Research points to decline of Western snowpack

SEATTLE – The decline in recent decades of the mountain snows that feed the West’s major rivers is virtually unprecedented for most of the past millennium, according to new research published Thursday.

By measuring tree-ring growth from forests with trees more than 800 years old, scientists from the U.S. Geological Survey and the University of Washington are showing that snowpack reductions in the late 20th century have been unlike any other period dating back to at least the year 1200.

Their work also shows that half or less of the recent declines can be explained by natural climatic shifts.

The study was published online Thursday in the journal Science.

“I think the findings are pretty significant,” said author Greg Pederson, with the U.S. Geological Survey. “It means trees are telling the same stories as computer models and instrument records – that human greenhouse gas emissions are contributing to the loss of snowpack. It’s kind of hard to argue that warmer temperatures don’t melt snow and ice.”

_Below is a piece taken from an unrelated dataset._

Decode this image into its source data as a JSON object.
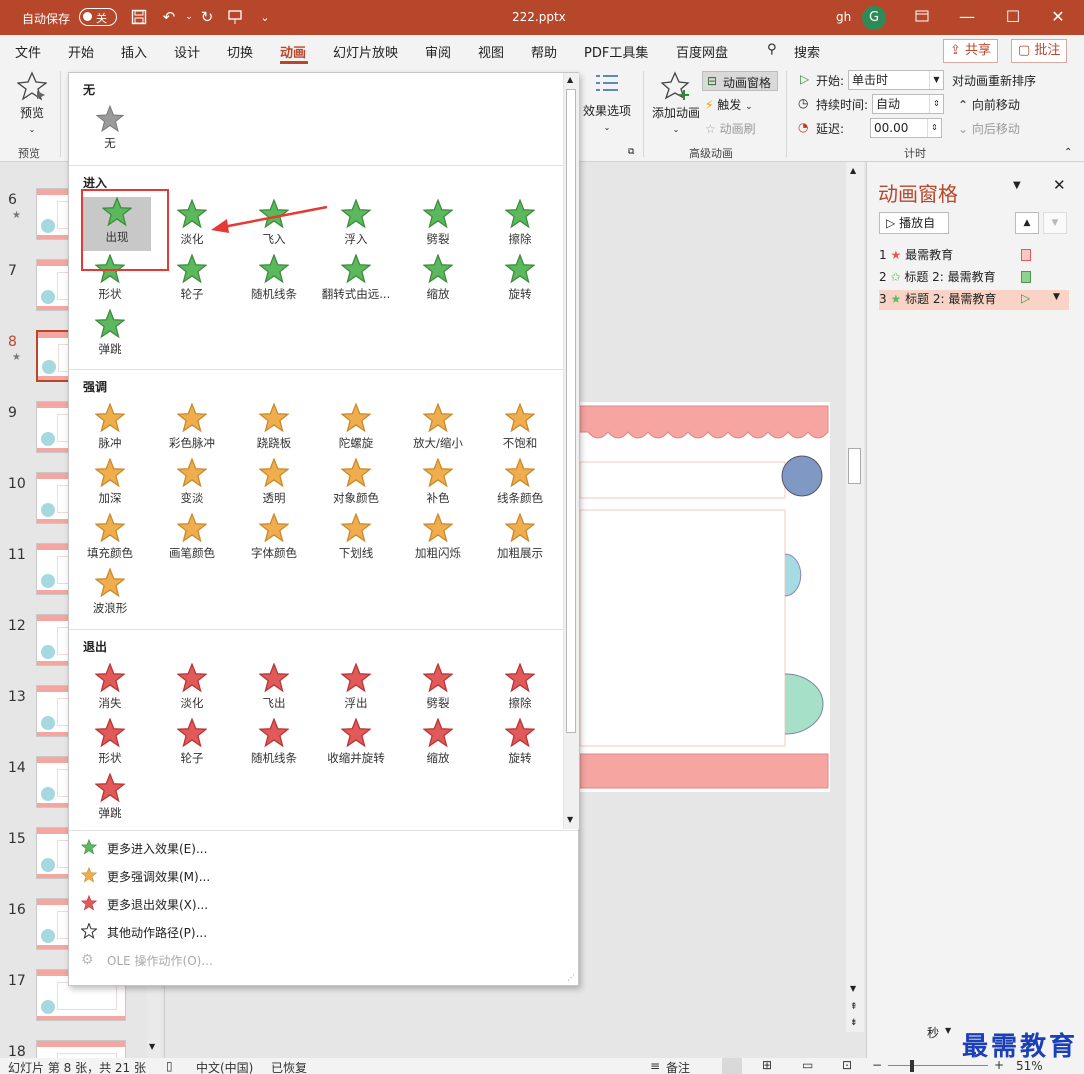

Pederson and his colleagues say the findings are important because they suggest the mountain snows that produce the runoff that powers the Columbia, the Missouri and the Colorado river systems will continue to decline as global temperatures rise, even if precipitation increases.

Those river basins serve as the primary water source for 70 million people – and 60 to 80 percent of that water originates as snowpack.

They also say years like this one, where snowpack is way above normal across the northern Rockies, is not inconsistent with that trend. While weather varies dramatically year to year, the trend in mountain snowpack since at least the early 1980s – and perhaps since the 1950s – has been a steady decline.